Assisti a uma palestra do chef peruano Gastón Acurio, em Lima, anos atrás, para uma plateia de jovens. Em certo momento, ele perguntou algo mais ou menos assim: “Quem quer ser o novo Gastón Acurio?”. Quase todos levantaram a mão. E seguiu: “Tenho uma má notícia. Não vai dar. Gastón Acúrio já existe, e sou eu. O que vocês poderão ser é vocês mesmos. O que também será ótimo, quem sabe melhor ainda”.
Há empreendedores que verbalizam, sem pudores, ‘quero ser fulano’; ‘quero abrir a nova casa tal e tal’. O mais traiçoeiro é que isso – ser um outro, copiar um outro – pareça mais sedutor do que mergulhar em si mesmo em busca da singularidade, de algo que faça sentido considerando aspectos mais profundos da personalidade. Como almejar ser o 'novo Elon Musk' sem considerar histórico pessoal, afetos, gostos, aspirações, as cicatrizes que cada um carrega? Você pode aprender muitas coisas com os seus ídolos. Ter referências e inspirações é de fato fundamental. Só que é preciso saber o que fazer com isso, como usar em benefício de si mesmo. Algo que dá trabalho, dá medo, dá preguiça, dá incerteza.

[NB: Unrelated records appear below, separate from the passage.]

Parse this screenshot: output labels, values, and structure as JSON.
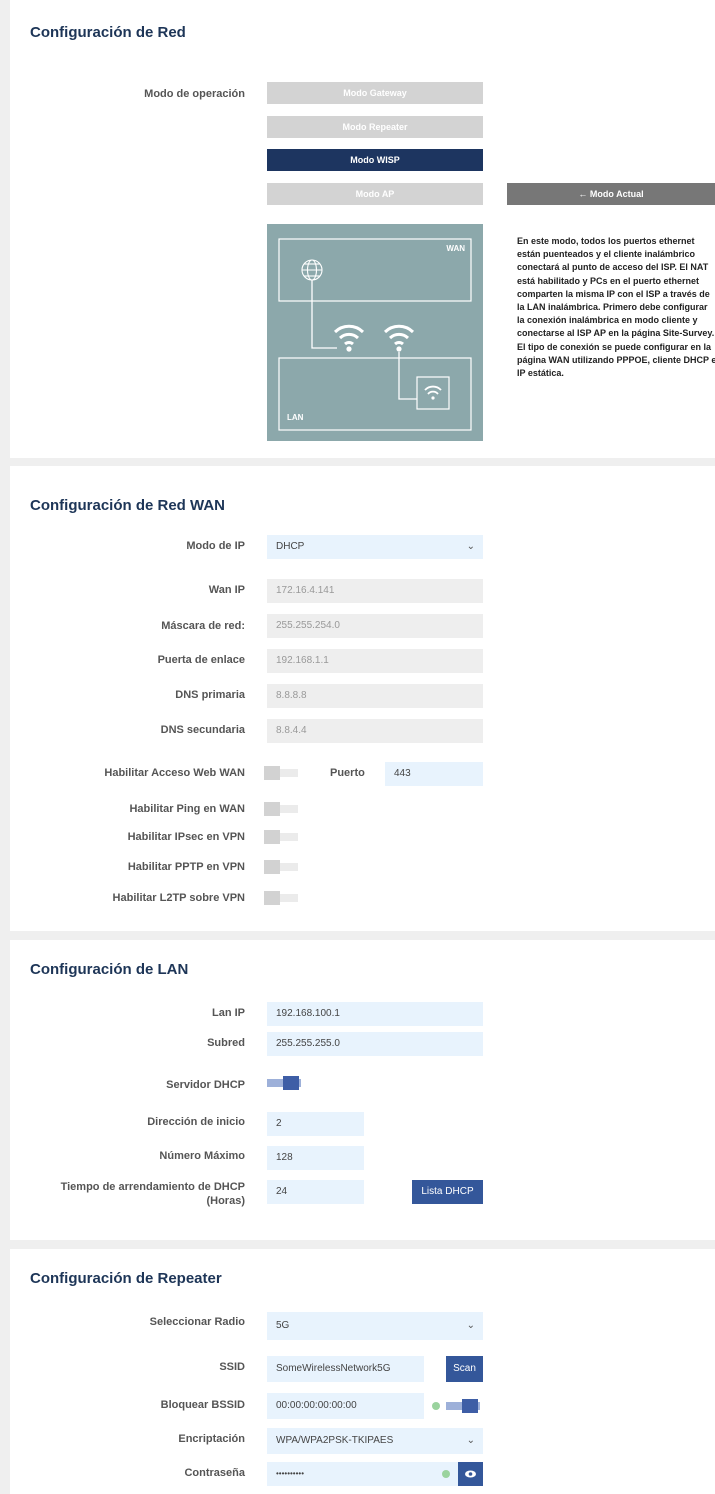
{
  "network": {
    "title": "Configuración de Red",
    "mode_label": "Modo de operación",
    "modes": [
      "Modo Gateway",
      "Modo Repeater",
      "Modo WISP",
      "Modo AP"
    ],
    "active_mode": "Modo WISP",
    "current_label": "← Modo Actual",
    "diagram": {
      "wan": "WAN",
      "lan": "LAN"
    },
    "description": "En este modo, todos los puertos ethernet están puenteados y el cliente inalámbrico conectará al punto de acceso del ISP. El NAT está habilitado y PCs en el puerto ethernet comparten la misma IP con el ISP a través de la LAN inalámbrica. Primero debe configurar la conexión inalámbrica en modo cliente y conectarse al ISP AP en la página Site-Survey. El tipo de conexión se puede configurar en la página WAN utilizando PPPOE, cliente DHCP e IP estática."
  },
  "wan": {
    "title": "Configuración de Red WAN",
    "ip_mode_label": "Modo de IP",
    "ip_mode_value": "DHCP",
    "wan_ip_label": "Wan IP",
    "wan_ip_value": "172.16.4.141",
    "mask_label": "Máscara de red:",
    "mask_value": "255.255.254.0",
    "gateway_label": "Puerta de enlace",
    "gateway_value": "192.168.1.1",
    "dns1_label": "DNS primaria",
    "dns1_value": "8.8.8.8",
    "dns2_label": "DNS secundaria",
    "dns2_value": "8.8.4.4",
    "web_access_label": "Habilitar Acceso Web WAN",
    "port_label": "Puerto",
    "port_value": "443",
    "ping_label": "Habilitar Ping en WAN",
    "ipsec_label": "Habilitar IPsec en VPN",
    "pptp_label": "Habilitar PPTP en VPN",
    "l2tp_label": "Habilitar L2TP sobre VPN"
  },
  "lan": {
    "title": "Configuración de LAN",
    "lan_ip_label": "Lan IP",
    "lan_ip_value": "192.168.100.1",
    "subnet_label": "Subred",
    "subnet_value": "255.255.255.0",
    "dhcp_label": "Servidor DHCP",
    "start_label": "Dirección de inicio",
    "start_value": "2",
    "max_label": "Número Máximo",
    "max_value": "128",
    "lease_label_1": "Tiempo de arrendamiento de DHCP",
    "lease_label_2": "(Horas)",
    "lease_value": "24",
    "dhcp_list_button": "Lista DHCP"
  },
  "repeater": {
    "title": "Configuración de Repeater",
    "radio_label": "Seleccionar Radio",
    "radio_value": "5G",
    "ssid_label": "SSID",
    "ssid_value": "SomeWirelessNetwork5G",
    "scan_button": "Scan",
    "bssid_label": "Bloquear BSSID",
    "bssid_value": "00:00:00:00:00:00",
    "encryption_label": "Encriptación",
    "encryption_value": "WPA/WPA2PSK-TKIPAES",
    "password_label": "Contraseña",
    "password_value": "••••••••••"
  },
  "colors": {
    "accent": "#1d3560",
    "button": "#34579a",
    "diagram": "#8ca8ab"
  }
}
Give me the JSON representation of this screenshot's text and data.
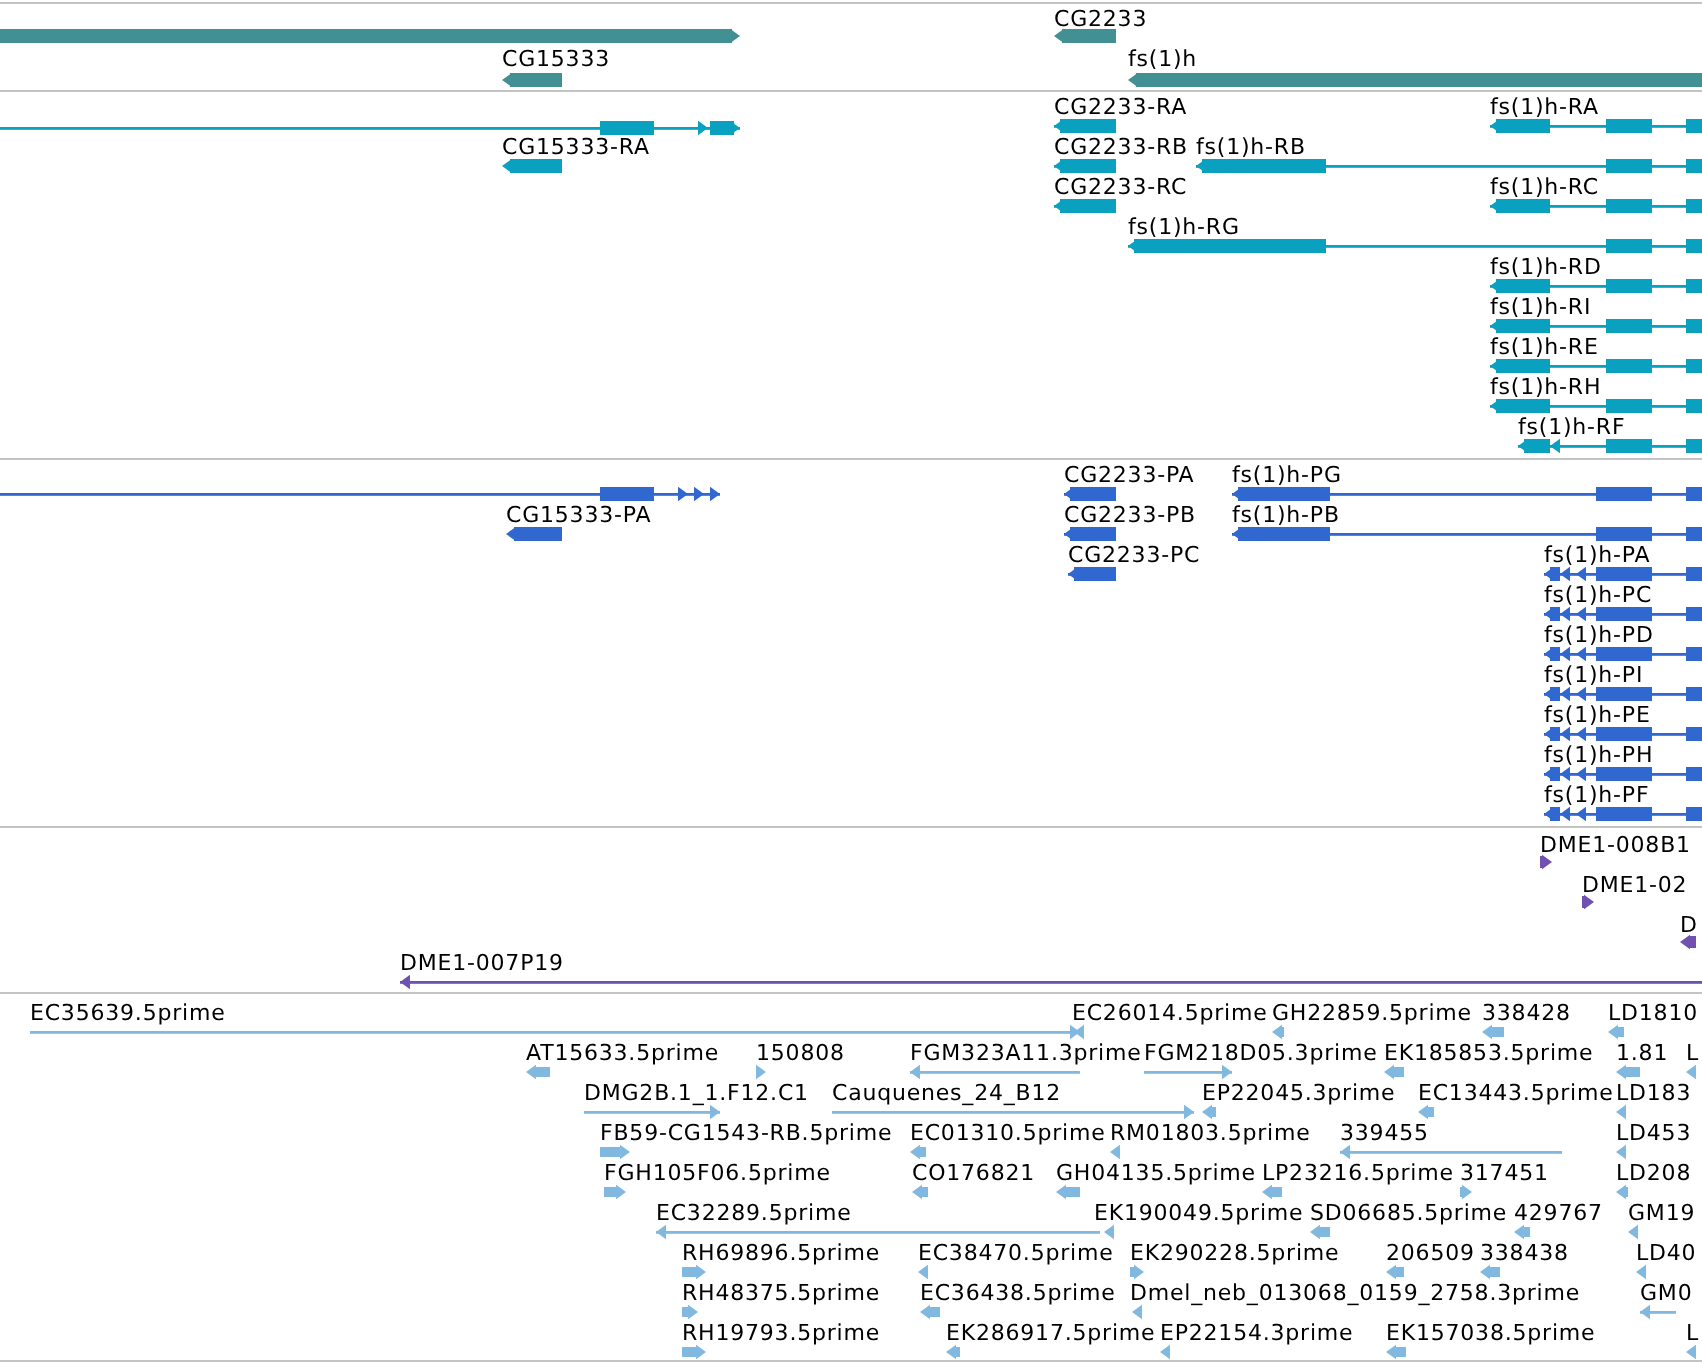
{
  "tracks": [
    {
      "color": "#428f94",
      "features": [
        {
          "forward": true
        },
        {
          "label": "CG2233",
          "forward": false
        },
        {
          "label": "CG15333",
          "forward": false
        },
        {
          "label": "fs(1)h",
          "forward": false
        }
      ]
    },
    {
      "color": "#0aa0c0",
      "features": [
        {
          "forward": true
        },
        {
          "label": "CG15333-RA",
          "forward": false
        },
        {
          "label": "CG2233-RA",
          "forward": false
        },
        {
          "label": "fs(1)h-RA",
          "forward": false
        },
        {
          "label": "CG2233-RB",
          "forward": false
        },
        {
          "label": "fs(1)h-RB",
          "forward": false
        },
        {
          "label": "CG2233-RC",
          "forward": false
        },
        {
          "label": "fs(1)h-RC",
          "forward": false
        },
        {
          "label": "fs(1)h-RG",
          "forward": false
        },
        {
          "label": "fs(1)h-RD",
          "forward": false
        },
        {
          "label": "fs(1)h-RI",
          "forward": false
        },
        {
          "label": "fs(1)h-RE",
          "forward": false
        },
        {
          "label": "fs(1)h-RH",
          "forward": false
        },
        {
          "label": "fs(1)h-RF",
          "forward": false
        }
      ]
    },
    {
      "color": "#3068d0",
      "features": [
        {
          "forward": true
        },
        {
          "label": "CG15333-PA",
          "forward": false
        },
        {
          "label": "CG2233-PA",
          "forward": false
        },
        {
          "label": "fs(1)h-PG",
          "forward": false
        },
        {
          "label": "CG2233-PB",
          "forward": false
        },
        {
          "label": "fs(1)h-PB",
          "forward": false
        },
        {
          "label": "CG2233-PC",
          "forward": false
        },
        {
          "label": "fs(1)h-PA",
          "forward": false
        },
        {
          "label": "fs(1)h-PC",
          "forward": false
        },
        {
          "label": "fs(1)h-PD",
          "forward": false
        },
        {
          "label": "fs(1)h-PI",
          "forward": false
        },
        {
          "label": "fs(1)h-PE",
          "forward": false
        },
        {
          "label": "fs(1)h-PH",
          "forward": false
        },
        {
          "label": "fs(1)h-PF",
          "forward": false
        }
      ]
    },
    {
      "color": "#7050b0",
      "features": [
        {
          "label": "DME1-008B1",
          "forward": true
        },
        {
          "label": "DME1-02",
          "forward": true
        },
        {
          "label": "D",
          "forward": false
        },
        {
          "label": "DME1-007P19",
          "forward": false
        }
      ]
    },
    {
      "color": "#80b8e0",
      "features": [
        {
          "label": "EC35639.5prime",
          "forward": true
        },
        {
          "label": "EC26014.5prime",
          "forward": false
        },
        {
          "label": "GH22859.5prime",
          "forward": false
        },
        {
          "label": "338428",
          "forward": false
        },
        {
          "label": "LD1810",
          "forward": false
        },
        {
          "label": "AT15633.5prime",
          "forward": false
        },
        {
          "label": "150808",
          "forward": true
        },
        {
          "label": "FGM323A11.3prime",
          "forward": false
        },
        {
          "label": "FGM218D05.3prime",
          "forward": true
        },
        {
          "label": "EK185853.5prime",
          "forward": false
        },
        {
          "label": "1.81",
          "forward": false
        },
        {
          "label": "L",
          "forward": false
        },
        {
          "label": "DMG2B.1_1.F12.C1",
          "forward": true
        },
        {
          "label": "Cauquenes_24_B12",
          "forward": true
        },
        {
          "label": "EP22045.3prime",
          "forward": false
        },
        {
          "label": "EC13443.5prime",
          "forward": false
        },
        {
          "label": "LD183",
          "forward": false
        },
        {
          "label": "FB59-CG1543-RB.5prime",
          "forward": true
        },
        {
          "label": "EC01310.5prime",
          "forward": false
        },
        {
          "label": "RM01803.5prime",
          "forward": false
        },
        {
          "label": "339455",
          "forward": false
        },
        {
          "label": "LD453",
          "forward": false
        },
        {
          "label": "FGH105F06.5prime",
          "forward": true
        },
        {
          "label": "CO176821",
          "forward": false
        },
        {
          "label": "GH04135.5prime",
          "forward": false
        },
        {
          "label": "LP23216.5prime",
          "forward": false
        },
        {
          "label": "317451",
          "forward": true
        },
        {
          "label": "LD208",
          "forward": false
        },
        {
          "label": "EC32289.5prime",
          "forward": false
        },
        {
          "label": "EK190049.5prime",
          "forward": false
        },
        {
          "label": "SD06685.5prime",
          "forward": false
        },
        {
          "label": "429767",
          "forward": false
        },
        {
          "label": "GM19",
          "forward": false
        },
        {
          "label": "RH69896.5prime",
          "forward": true
        },
        {
          "label": "EC38470.5prime",
          "forward": false
        },
        {
          "label": "EK290228.5prime",
          "forward": true
        },
        {
          "label": "206509",
          "forward": false
        },
        {
          "label": "338438",
          "forward": false
        },
        {
          "label": "LD40",
          "forward": false
        },
        {
          "label": "RH48375.5prime",
          "forward": true
        },
        {
          "label": "EC36438.5prime",
          "forward": false
        },
        {
          "label": "Dmel_neb_013068_0159_2758.3prime",
          "forward": false
        },
        {
          "label": "GM0",
          "forward": false
        },
        {
          "label": "RH19793.5prime",
          "forward": true
        },
        {
          "label": "EK286917.5prime",
          "forward": false
        },
        {
          "label": "EP22154.3prime",
          "forward": false
        },
        {
          "label": "EK157038.5prime",
          "forward": false
        },
        {
          "label": "L",
          "forward": false
        }
      ]
    }
  ]
}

A realidade: não haverá como não se esforçar muito, sempre. Será necessário um bocado de trabalho, todos os dias. E não vai dar para você se transformar naquilo que bem desejar, pura e simplesmente. Mas é possível avançar muito no redesenho de limites, no abrandamento de deficiências, na correção de lacunas. E bons terapeutas, analistas, consultores, professores, cada qual à sua maneira, podem ajudar muito.
Estamos todos tendo de lidar com o cansaço, com os desafios cotidianos, com a busca por soluções para problemas antigos, com a necessidade de achar perspectivas de futuro. Não precisamos do peso extra da metamorfose incessante, da criação de uma identidade nova a cada jornada. E me parecerá sempre melhor investir em capacitação, não em mistificação; em autoconhecimento, não em autodestruição – ou quase isso, na esperança de que ‘do zero’ surja um novo personagem.
É preciso ter cuidado com aquilo que é superficial. E cuidado principalmente com essa conversa de ‘uma revolução por dia’ – sob o risco de você não chegar até amanhã.
(ps: escrevi o texto num impulso; tanta gente sofrendo, tanta gente girando em falso (e tanta empulhação)...; não tenho a pretensão de bancar o sabichão nem de que ele seja útil para alguém; mas quem sabe).